なんと言うべきか。迷いながらも口を開けば、次から次へと言葉は溢れていく。

「情け容赦ねえ、おっかねえ奴でさ。この俺が何度ヒヤってしたかわかんねえってくらい。もちろん、俺が負けるなんてありえねえから、最後は引き分けだぜ?でも、絶対引き分けなんだよなあ。いつも、どんなときでも、諦めない、すっげえ強いやつなんだ。強いっつても、体はちっさいし、体力なんて子供並だし、それなのに無茶ばかりすっから、危なっかしくて、いつもはらはらしちまうんだけどよ」

そうだ。はらはらして、いつも放っておくなんてできなくて。

「俺が、唯一ライバルって認めたくらい、かっこいいやつなんだよ」

その無茶をする姿が胸を梳くくらいに格好いい。記憶の中の蒼の眼差しを正視する。しばらく遠ざかっていた熱が胸の奥から溢れては満ちていく。
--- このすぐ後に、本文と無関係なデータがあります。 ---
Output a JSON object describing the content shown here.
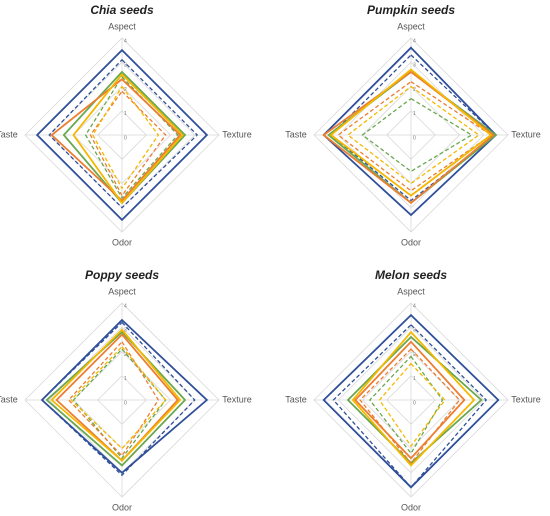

「あいつはさ、ちょっと悪い魔法をかけられてて、すげえ危ないところで、ずっと一人で戦っててさ。
あいつを好きなやつはいっぱいいるんだよ。だから一人なんかじゃないのに、あいつはいつも一人で走っていくんだ。あいつと一緒に走れんのは、俺しかいねえ。だから助けてやりたいんだ」

唯一の好敵手。それが彼であることは、この人の息子であることと同じくらいに誇らしい。

「助けられて喜ぶようなやつじゃないから、余計なことすんなって、絶対邪険にされるに決まってんだけど。あんな必死でいろんなもん守ろうとして、生きてるやつをほっとけねえだろ」

違うだろ。頭の中で、偽りを許さない子供が睨みつける。そうだ。違う。ここまできたんだ。もう余計な虚勢なんていらない。

「いや、そうじゃない。たぶん俺の方がさ。あいつの側にいてえだけんだ」

震える手が覚悟を掴む。かつては確かにこの身の一部だった、今は父親のものである白。

「だから、親父。怪盗キッドを俺にくれ」

借り物だったそれを、今こそ自分のものにするために、白い装束を纏って、頭を下げた。

盗一は、真白の姿になった息子を見て、目を細めた。罪の証の白を力に変える、若い鼓動。

父親が息子に与えられる言葉なんて、いつだって一つに決まってる。

「行ってこい」

「ありがとう。オヤジ」

生き返った父親を直視するのは、最初の朝以来だと不意に気づく。

そして、成就した幸せに背を向けた。

さあ行こう。伝説の宝石なんかのためじゃない。唯一の人のための舞台へ。

過去の幻影は静かにその姿を見守るしかないのだ。